The March on Washington 50 years ago today was a seminal event in American history, and it had its own kind of beauty.

Who will ever forget Martin Luther King’s great “I have a dream” speech, one of the most important pieces of oratory in American history?

Who will ever forget the moving strains of “We Shall Overcome,” the song of the March?

What I hope for today’s celebration of that March that changed us all is that we will be able to acknowledge and recognize how much we have overcome. My prayer today is that everybody will heed Dr. King’s admonition that we not drink from the cup of bitterness.

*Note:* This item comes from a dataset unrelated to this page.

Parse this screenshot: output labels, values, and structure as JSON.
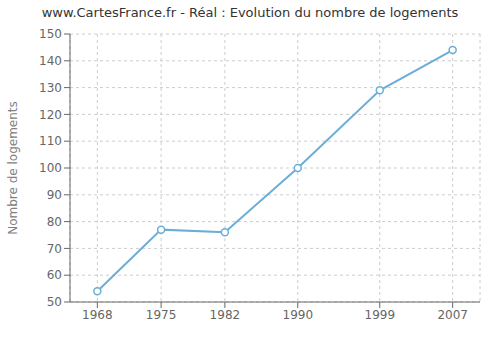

I leave you with a quote from John McWhorter’s must-read piece in the Wall Street Journal on how we should honor Dr. King’s death today:

It is easy to forget what an awesome moral landmark it was for an oppressed group to force the larger society to outlaw barriers to its success. But the victory of the 1964 and 1965 laws had an even greater impact than prohibiting segregation and racial discrimination in voter registration: It changed the culture. Personal racist sentiment rapidly became socially proscribed. The Norman Lear sitcoms of the early 1970s, in which bigoted whites were regularly held up to ridicule, would have been unthinkable just 10 years before….

Today's struggle should focus on three priorities. First, the war on drugs, a policy that unnecessarily tears apart black families and neighborhoods. Second, community colleges and vocational education, which are invaluable in helping black Americans get ahead. And third, the AIDS and obesity epidemics, which are ravaging black communities.

Instead, in recent years, the black middle class has flourished. Housing segregation for blacks is the lowest it has been since the 1920s. And a black president has been elected twice. Yet the fury persists, since what actually rankles these critics is the threat to what they feel is their very identity: underdogs with a bone to pick.

This is not where the March on Washington was pointing us. There is work left, but we are free at last. No, we aren't living in a "post-racial" America, but that fantasy will never be realized. What we black Americans are free to do, in a permanently imperfect world, is shape our own destiny together.

In 2013, how white people feel about us has nothing to do with that task. Only by facing that reality will we truly honor the legacy of Martin Luther King Jr.